The above anallogy is one granfather uses often and it comes from his old freind Linden Johnson describin Bill Fulbright. Its a stolen analogey but you get the idea. As you read in my home page over the last few months you may know that Im writting a book of my life. It will detail my involment in the internet industry: how i used to be a bigshot how I failed and also about my failed marraige (a record at 8 days) and the reasons WHY Im here wasting my life as a living pennance taking care of my insolent granfather and his indolent bowwels.
As my work atracts lots of atention Im the subject of yet another paper this one in a Univarsity of Kentuky Modern Literture class, and my work is in the sylabus for a course at a Calif. State college (so the instructor wrote me). OK ILL STOP. IM BRAGGING. PLAESE FORGIVE ME. I have a low self esteam and this is what hapens. i brag too much.
I also have a New York book agent and Im now in process of writin drafts as editors reveiw it. As youcan imagine my spelling is a problem. Im also developin a plot. Theres lots of varied scattologicol humor involving varrious bodily humours as well.
You may be interested in gettin a copy of my book if and when it comes out. Ifyou want to stay informed just drop me a note at:
I PROMISE I WONT USE YOUR E-MAIL ADDRESSS FOR SPAM SOLICOTATIONS OR ANYTHING OTHER THAN SENDING YOU ONE NOTE IF AND WHEN MY BOOK COMES OUT.
Granfather and i are fighting ALOT lately about artistic interprottation. Plus he wants it to be a scrach and sniff book or at least a pop-up book. But I SAID NO. More on that in a bit.
But we agreed hed have to GO HIMSELF and pay his own way. I flew in on Sunday an changed planes in Atlanta with alot of crazy Braves fans on there way to the World Sereis and 2 fat ones sat on eithor side of me with there big elbows on my side burping and fartin for the whole flihgt.

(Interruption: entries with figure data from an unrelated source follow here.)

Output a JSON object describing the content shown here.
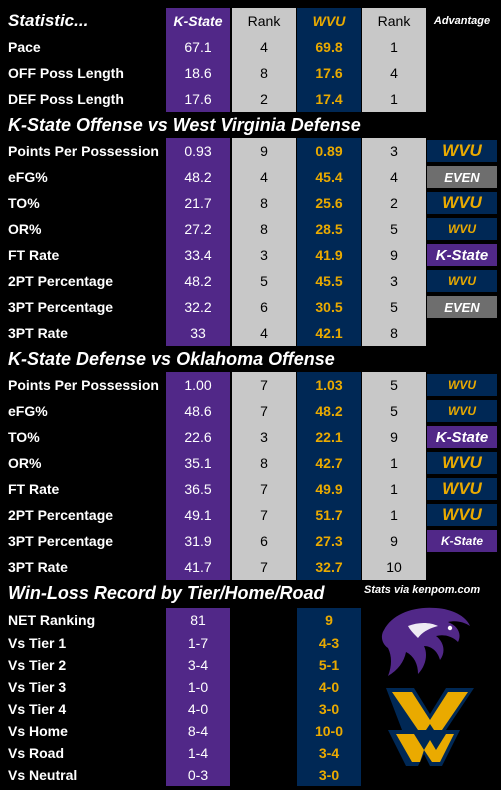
{
  "header": {
    "stat": "Statistic...",
    "ks": "K-State",
    "rank1": "Rank",
    "wv": "WVU",
    "rank2": "Rank",
    "adv": "Advantage"
  },
  "pace_rows": [
    {
      "label": "Pace",
      "ks": "67.1",
      "ks_rank": "4",
      "wv": "69.8",
      "wv_rank": "1"
    },
    {
      "label": "OFF Poss Length",
      "ks": "18.6",
      "ks_rank": "8",
      "wv": "17.6",
      "wv_rank": "4"
    },
    {
      "label": "DEF Poss Length",
      "ks": "17.6",
      "ks_rank": "2",
      "wv": "17.4",
      "wv_rank": "1"
    }
  ],
  "section1": "K-State Offense vs West Virginia Defense",
  "offense_rows": [
    {
      "label": "Points Per Possession",
      "ks": "0.93",
      "ks_rank": "9",
      "wv": "0.89",
      "wv_rank": "3",
      "adv": "WVU"
    },
    {
      "label": "eFG%",
      "ks": "48.2",
      "ks_rank": "4",
      "wv": "45.4",
      "wv_rank": "4",
      "adv": "EVEN"
    },
    {
      "label": "TO%",
      "ks": "21.7",
      "ks_rank": "8",
      "wv": "25.6",
      "wv_rank": "2",
      "adv": "WVU"
    },
    {
      "label": "OR%",
      "ks": "27.2",
      "ks_rank": "8",
      "wv": "28.5",
      "wv_rank": "5",
      "adv": "WVU"
    },
    {
      "label": "FT Rate",
      "ks": "33.4",
      "ks_rank": "3",
      "wv": "41.9",
      "wv_rank": "9",
      "adv": "K-State"
    },
    {
      "label": "2PT Percentage",
      "ks": "48.2",
      "ks_rank": "5",
      "wv": "45.5",
      "wv_rank": "3",
      "adv": "WVU"
    },
    {
      "label": "3PT Percentage",
      "ks": "32.2",
      "ks_rank": "6",
      "wv": "30.5",
      "wv_rank": "5",
      "adv": "EVEN"
    },
    {
      "label": "3PT Rate",
      "ks": "33",
      "ks_rank": "4",
      "wv": "42.1",
      "wv_rank": "8",
      "adv": ""
    }
  ],
  "section2": "K-State Defense vs Oklahoma Offense",
  "defense_rows": [
    {
      "label": "Points Per Possession",
      "ks": "1.00",
      "ks_rank": "7",
      "wv": "1.03",
      "wv_rank": "5",
      "adv": "WVU"
    },
    {
      "label": "eFG%",
      "ks": "48.6",
      "ks_rank": "7",
      "wv": "48.2",
      "wv_rank": "5",
      "adv": "WVU"
    },
    {
      "label": "TO%",
      "ks": "22.6",
      "ks_rank": "3",
      "wv": "22.1",
      "wv_rank": "9",
      "adv": "K-State"
    },
    {
      "label": "OR%",
      "ks": "35.1",
      "ks_rank": "8",
      "wv": "42.7",
      "wv_rank": "1",
      "adv": "WVU"
    },
    {
      "label": "FT Rate",
      "ks": "36.5",
      "ks_rank": "7",
      "wv": "49.9",
      "wv_rank": "1",
      "adv": "WVU"
    },
    {
      "label": "2PT Percentage",
      "ks": "49.1",
      "ks_rank": "7",
      "wv": "51.7",
      "wv_rank": "1",
      "adv": "WVU"
    },
    {
      "label": "3PT Percentage",
      "ks": "31.9",
      "ks_rank": "6",
      "wv": "27.3",
      "wv_rank": "9",
      "adv": "K-State"
    },
    {
      "label": "3PT Rate",
      "ks": "41.7",
      "ks_rank": "7",
      "wv": "32.7",
      "wv_rank": "10",
      "adv": ""
    }
  ],
  "section3": "Win-Loss Record by Tier/Home/Road",
  "credit": "Stats via kenpom.com",
  "record_rows": [
    {
      "label": "NET Ranking",
      "ks": "81",
      "wv": "9"
    },
    {
      "label": "Vs Tier 1",
      "ks": "1-7",
      "wv": "4-3"
    },
    {
      "label": "Vs Tier 2",
      "ks": "3-4",
      "wv": "5-1"
    },
    {
      "label": "Vs Tier 3",
      "ks": "1-0",
      "wv": "4-0"
    },
    {
      "label": "Vs Tier 4",
      "ks": "4-0",
      "wv": "3-0"
    },
    {
      "label": "Vs Home",
      "ks": "8-4",
      "wv": "10-0"
    },
    {
      "label": "Vs Road",
      "ks": "1-4",
      "wv": "3-4"
    },
    {
      "label": "Vs Neutral",
      "ks": "0-3",
      "wv": "3-0"
    }
  ],
  "colors": {
    "kstate_purple": "#512888",
    "wvu_navy": "#002855",
    "wvu_gold": "#eaaa00",
    "rank_gray": "#c8c8c8",
    "even_gray": "#6e6e6e"
  },
  "logos": [
    "kstate-powercat-logo",
    "wvu-flying-wv-logo"
  ]
}
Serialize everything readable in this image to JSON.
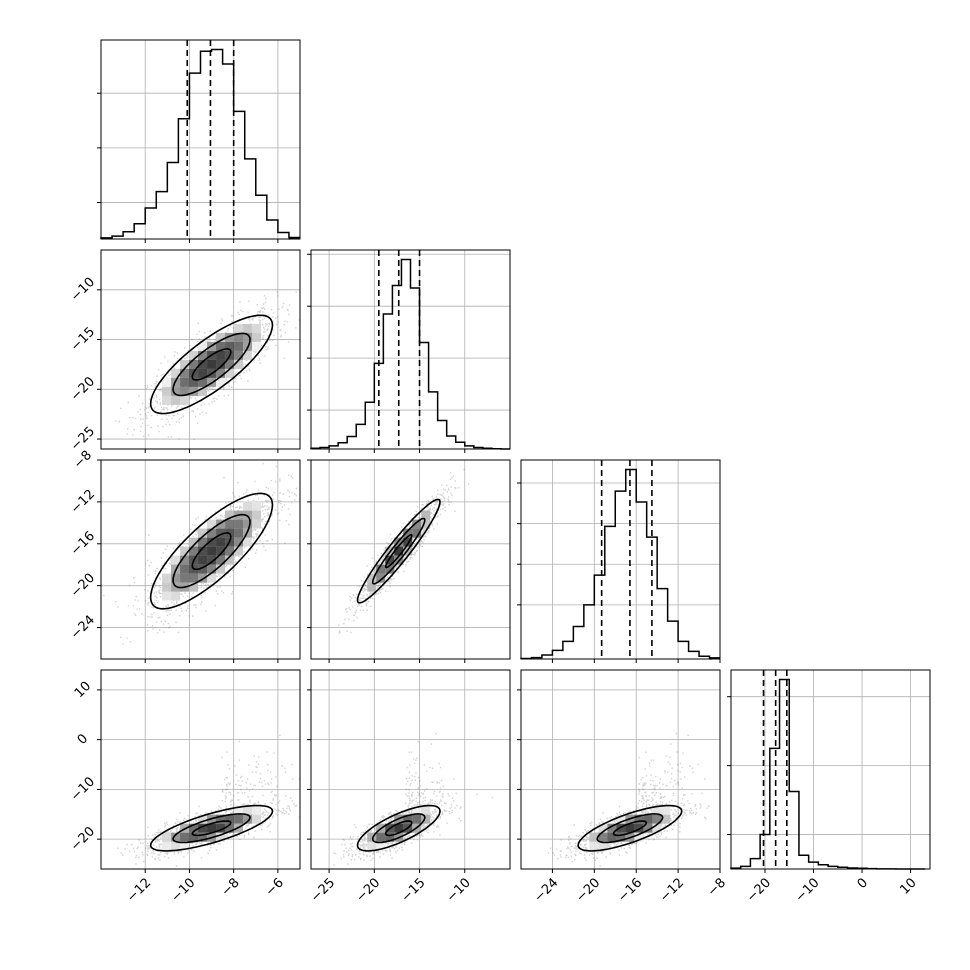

I flew to Laggaudia airport and took a taxi downtown and i thouht i got screwed but later i found out THATS WHAT THEY REALY CHARGE. It was too expensiv to stay on the island of Manhatton so I stayed in a motel right across the river in Queens and took a subway. Well dont you know the old beast had the same idea. He stayed in a cheap place a few miles away in Flushing Qeueens you know why? Cause granfather said I ALWAYS WANTED TO STAY IN FLUSHING I LIKE THE NAME. Also he says FLUSHING is the logicol place to go after CRAPPING and WIPING. I dont make this stuff up. The man has a sick mind.
I never saw his motel but he chose it cause the ad in the paper said RATES BY THE HOUR and the daily rate was in the center of a heart. Dont ever stay in a motel where the price is ina heart.
Air travel for granfather was out of the qeustion. Under the care of the animol behavorol specilist we went to see in my last update granfater was packed in a custom steel shiping containor designed for violent primates and and sent by truck. It was made in Ruwanda and was once used to transport rabid silverback gorrillas. Our own pet carrier was no good as he reqiured one where althogh he must remain crouching the animol can completly turn around in it. With the cost to dropship him and rent the containor (AND clean it afterword--PHEW!) as well as insurence the old beast could of friggin flown first class.